In literature, "unmoving" frequently conveys a sense of stasis that mirrors both physical stillness and emotional detachment. Authors use the word to describe characters who remain inert in moments of intimacy, shock, or despair—as when a girl’s fingers stay unmoving during a delicate touch [1] or when a character’s face is depicted as unnervingly fixed and inanimate [2]. At times, "unmoving" lends an almost otherworldly quality to a scene, capturing the static, eerie presence of an object or landscape, as seen in descriptions of a door that seems suspended in time [3] or a massive, deadened skyline [4]. In its various applications, the term enriches the narrative by emphasizing the tension between motion and immobility, whether by highlighting an internal state of frozen emotion or the literal stillness of the environment.
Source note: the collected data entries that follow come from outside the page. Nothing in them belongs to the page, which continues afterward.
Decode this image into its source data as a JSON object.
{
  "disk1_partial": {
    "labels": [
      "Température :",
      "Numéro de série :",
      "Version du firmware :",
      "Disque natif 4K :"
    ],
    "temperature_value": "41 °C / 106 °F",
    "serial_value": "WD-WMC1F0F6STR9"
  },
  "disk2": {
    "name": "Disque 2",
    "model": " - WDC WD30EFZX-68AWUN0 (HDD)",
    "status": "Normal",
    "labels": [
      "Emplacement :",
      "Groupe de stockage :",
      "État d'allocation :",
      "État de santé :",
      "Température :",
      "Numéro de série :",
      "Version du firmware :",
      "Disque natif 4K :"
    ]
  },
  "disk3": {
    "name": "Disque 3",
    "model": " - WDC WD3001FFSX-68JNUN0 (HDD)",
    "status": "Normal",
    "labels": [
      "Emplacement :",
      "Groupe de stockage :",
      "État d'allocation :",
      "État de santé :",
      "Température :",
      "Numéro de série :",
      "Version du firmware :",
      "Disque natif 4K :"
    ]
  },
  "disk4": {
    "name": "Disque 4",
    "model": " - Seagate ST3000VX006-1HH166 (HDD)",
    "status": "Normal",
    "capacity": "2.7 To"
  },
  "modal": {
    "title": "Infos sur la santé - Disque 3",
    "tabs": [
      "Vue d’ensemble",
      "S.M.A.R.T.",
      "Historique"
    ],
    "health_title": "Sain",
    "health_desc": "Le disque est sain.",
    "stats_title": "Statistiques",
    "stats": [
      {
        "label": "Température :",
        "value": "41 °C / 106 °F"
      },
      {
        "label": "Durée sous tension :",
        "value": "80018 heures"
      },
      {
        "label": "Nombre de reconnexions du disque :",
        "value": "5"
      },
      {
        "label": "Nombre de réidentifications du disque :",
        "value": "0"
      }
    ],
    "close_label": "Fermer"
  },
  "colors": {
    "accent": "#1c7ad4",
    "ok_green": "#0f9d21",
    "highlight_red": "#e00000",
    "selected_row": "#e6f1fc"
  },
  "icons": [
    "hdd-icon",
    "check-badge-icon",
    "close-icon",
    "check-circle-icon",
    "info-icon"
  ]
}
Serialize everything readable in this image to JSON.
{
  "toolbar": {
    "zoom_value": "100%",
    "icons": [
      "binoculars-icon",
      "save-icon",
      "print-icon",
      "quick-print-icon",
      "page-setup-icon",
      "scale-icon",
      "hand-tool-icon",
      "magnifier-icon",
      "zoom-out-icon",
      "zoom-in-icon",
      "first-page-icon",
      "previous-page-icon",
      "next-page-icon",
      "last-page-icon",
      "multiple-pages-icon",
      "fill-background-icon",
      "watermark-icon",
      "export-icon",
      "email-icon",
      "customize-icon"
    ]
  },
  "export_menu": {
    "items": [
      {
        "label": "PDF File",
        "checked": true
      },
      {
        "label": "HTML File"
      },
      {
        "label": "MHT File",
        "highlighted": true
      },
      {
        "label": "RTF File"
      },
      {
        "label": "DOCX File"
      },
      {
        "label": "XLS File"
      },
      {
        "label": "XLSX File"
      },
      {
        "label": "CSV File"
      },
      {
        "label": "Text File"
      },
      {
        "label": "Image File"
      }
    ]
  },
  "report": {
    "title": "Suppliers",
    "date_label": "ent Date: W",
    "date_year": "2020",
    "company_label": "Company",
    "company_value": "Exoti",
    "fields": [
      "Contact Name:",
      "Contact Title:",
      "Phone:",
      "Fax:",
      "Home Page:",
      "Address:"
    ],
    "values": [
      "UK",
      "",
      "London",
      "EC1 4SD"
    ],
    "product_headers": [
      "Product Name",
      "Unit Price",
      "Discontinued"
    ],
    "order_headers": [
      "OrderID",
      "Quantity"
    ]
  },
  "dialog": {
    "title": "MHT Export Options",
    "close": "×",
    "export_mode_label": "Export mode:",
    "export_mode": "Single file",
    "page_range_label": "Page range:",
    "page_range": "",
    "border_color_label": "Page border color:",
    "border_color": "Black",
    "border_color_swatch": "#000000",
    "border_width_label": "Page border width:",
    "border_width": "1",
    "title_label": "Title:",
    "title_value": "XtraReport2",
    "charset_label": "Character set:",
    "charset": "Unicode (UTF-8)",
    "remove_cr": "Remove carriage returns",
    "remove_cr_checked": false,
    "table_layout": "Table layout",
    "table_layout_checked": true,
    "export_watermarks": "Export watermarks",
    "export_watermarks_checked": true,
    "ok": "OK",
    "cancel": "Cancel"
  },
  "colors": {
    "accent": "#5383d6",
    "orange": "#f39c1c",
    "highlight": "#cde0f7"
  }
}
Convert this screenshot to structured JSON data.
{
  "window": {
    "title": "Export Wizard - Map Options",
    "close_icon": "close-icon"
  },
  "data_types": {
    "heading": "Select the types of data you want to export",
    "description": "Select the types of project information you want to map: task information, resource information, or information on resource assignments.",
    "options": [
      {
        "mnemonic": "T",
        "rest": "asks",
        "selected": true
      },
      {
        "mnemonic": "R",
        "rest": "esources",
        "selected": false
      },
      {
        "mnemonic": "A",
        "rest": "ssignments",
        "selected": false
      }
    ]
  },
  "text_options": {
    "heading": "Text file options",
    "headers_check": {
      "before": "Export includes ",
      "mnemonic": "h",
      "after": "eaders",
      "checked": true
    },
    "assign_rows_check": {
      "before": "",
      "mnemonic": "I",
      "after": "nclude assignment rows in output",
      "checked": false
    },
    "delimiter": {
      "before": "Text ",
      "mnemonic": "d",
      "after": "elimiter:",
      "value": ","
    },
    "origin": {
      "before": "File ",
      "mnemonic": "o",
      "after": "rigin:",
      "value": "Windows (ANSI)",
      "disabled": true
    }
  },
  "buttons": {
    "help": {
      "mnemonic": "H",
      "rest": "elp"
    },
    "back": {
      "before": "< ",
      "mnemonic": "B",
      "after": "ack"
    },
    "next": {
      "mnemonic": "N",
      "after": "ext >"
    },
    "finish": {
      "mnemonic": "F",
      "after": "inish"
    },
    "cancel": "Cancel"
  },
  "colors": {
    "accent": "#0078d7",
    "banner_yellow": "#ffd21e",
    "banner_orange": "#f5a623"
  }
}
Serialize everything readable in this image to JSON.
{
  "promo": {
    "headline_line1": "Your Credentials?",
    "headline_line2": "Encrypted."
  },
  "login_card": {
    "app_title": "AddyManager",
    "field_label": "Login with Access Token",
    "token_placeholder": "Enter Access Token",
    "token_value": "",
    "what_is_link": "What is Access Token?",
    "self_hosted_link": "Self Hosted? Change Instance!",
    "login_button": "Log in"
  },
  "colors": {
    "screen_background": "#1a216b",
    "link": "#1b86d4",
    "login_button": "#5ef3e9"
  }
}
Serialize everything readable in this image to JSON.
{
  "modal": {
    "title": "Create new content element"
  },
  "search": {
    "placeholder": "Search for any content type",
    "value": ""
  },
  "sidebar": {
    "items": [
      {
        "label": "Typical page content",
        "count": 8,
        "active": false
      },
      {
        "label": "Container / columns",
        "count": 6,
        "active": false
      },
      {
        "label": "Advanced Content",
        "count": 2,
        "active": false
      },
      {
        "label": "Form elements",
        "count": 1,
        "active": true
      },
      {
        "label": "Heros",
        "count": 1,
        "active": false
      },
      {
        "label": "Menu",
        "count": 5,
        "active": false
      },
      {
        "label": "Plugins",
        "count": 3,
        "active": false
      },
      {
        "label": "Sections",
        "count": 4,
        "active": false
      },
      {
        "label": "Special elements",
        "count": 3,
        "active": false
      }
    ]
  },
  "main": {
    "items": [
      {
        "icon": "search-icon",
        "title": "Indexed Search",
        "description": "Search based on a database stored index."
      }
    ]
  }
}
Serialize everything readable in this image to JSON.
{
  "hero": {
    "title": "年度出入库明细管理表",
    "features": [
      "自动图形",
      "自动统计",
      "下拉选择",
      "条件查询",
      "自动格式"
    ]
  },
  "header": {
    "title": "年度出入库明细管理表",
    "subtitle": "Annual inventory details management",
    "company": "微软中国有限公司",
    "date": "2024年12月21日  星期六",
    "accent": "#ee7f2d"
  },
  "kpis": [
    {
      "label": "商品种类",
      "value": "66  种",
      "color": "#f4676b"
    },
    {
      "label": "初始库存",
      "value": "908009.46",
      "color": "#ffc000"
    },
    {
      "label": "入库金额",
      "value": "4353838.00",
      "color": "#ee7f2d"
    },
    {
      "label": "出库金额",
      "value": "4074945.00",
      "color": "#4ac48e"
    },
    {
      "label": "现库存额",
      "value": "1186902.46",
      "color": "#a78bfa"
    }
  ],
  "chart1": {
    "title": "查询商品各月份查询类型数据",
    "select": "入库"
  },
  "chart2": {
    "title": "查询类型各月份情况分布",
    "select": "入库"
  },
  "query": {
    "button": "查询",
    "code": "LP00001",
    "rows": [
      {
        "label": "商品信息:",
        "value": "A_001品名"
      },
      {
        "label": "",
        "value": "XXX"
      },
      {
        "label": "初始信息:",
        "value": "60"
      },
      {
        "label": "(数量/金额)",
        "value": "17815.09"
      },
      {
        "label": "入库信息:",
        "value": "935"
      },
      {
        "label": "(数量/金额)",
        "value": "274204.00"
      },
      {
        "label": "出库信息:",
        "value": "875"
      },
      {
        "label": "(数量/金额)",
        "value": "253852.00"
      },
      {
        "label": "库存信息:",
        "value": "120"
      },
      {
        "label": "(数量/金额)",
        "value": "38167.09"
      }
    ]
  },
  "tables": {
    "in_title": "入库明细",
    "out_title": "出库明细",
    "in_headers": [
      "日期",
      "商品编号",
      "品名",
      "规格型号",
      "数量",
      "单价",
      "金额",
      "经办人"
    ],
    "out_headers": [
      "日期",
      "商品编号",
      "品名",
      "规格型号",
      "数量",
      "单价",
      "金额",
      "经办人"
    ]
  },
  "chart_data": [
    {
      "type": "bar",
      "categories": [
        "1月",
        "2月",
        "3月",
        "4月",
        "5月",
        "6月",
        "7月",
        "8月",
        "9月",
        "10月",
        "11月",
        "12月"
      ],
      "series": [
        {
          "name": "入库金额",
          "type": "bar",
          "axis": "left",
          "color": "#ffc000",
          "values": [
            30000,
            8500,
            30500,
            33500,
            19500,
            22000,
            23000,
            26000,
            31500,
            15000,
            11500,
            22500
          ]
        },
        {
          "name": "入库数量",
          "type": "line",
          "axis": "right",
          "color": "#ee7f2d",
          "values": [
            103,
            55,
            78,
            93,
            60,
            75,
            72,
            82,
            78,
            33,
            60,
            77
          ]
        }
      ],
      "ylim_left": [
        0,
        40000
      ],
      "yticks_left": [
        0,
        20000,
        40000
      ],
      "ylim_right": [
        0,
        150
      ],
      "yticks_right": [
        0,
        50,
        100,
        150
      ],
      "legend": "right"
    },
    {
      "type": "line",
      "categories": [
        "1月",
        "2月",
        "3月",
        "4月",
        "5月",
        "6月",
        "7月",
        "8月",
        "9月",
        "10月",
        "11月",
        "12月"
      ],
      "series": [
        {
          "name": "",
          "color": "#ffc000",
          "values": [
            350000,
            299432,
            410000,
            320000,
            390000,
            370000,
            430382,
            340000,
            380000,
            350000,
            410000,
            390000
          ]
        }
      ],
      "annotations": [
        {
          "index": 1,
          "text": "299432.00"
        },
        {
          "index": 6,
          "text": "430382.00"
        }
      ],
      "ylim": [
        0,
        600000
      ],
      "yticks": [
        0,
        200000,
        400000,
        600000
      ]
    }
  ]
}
  1. The GIRL's fingers slip between his own, and stay unmoving.
    — from The Works of John GalsworthyAn Index of the Project Gutenberg Works of Galsworthy by John Galsworthy
  2. The woman's face became the color of plaster, but it remained unmoving, as though every nerve in it were cut.
    — from The Gilded Chair: A Novel by Melville Davisson Post
  3. She glided half way across the room, paused, looked at me, and pointed toward the unmoving door.
    — from The Inheritors by Ford Madox Ford
  4. Even the smoke in the sky hung unmoving.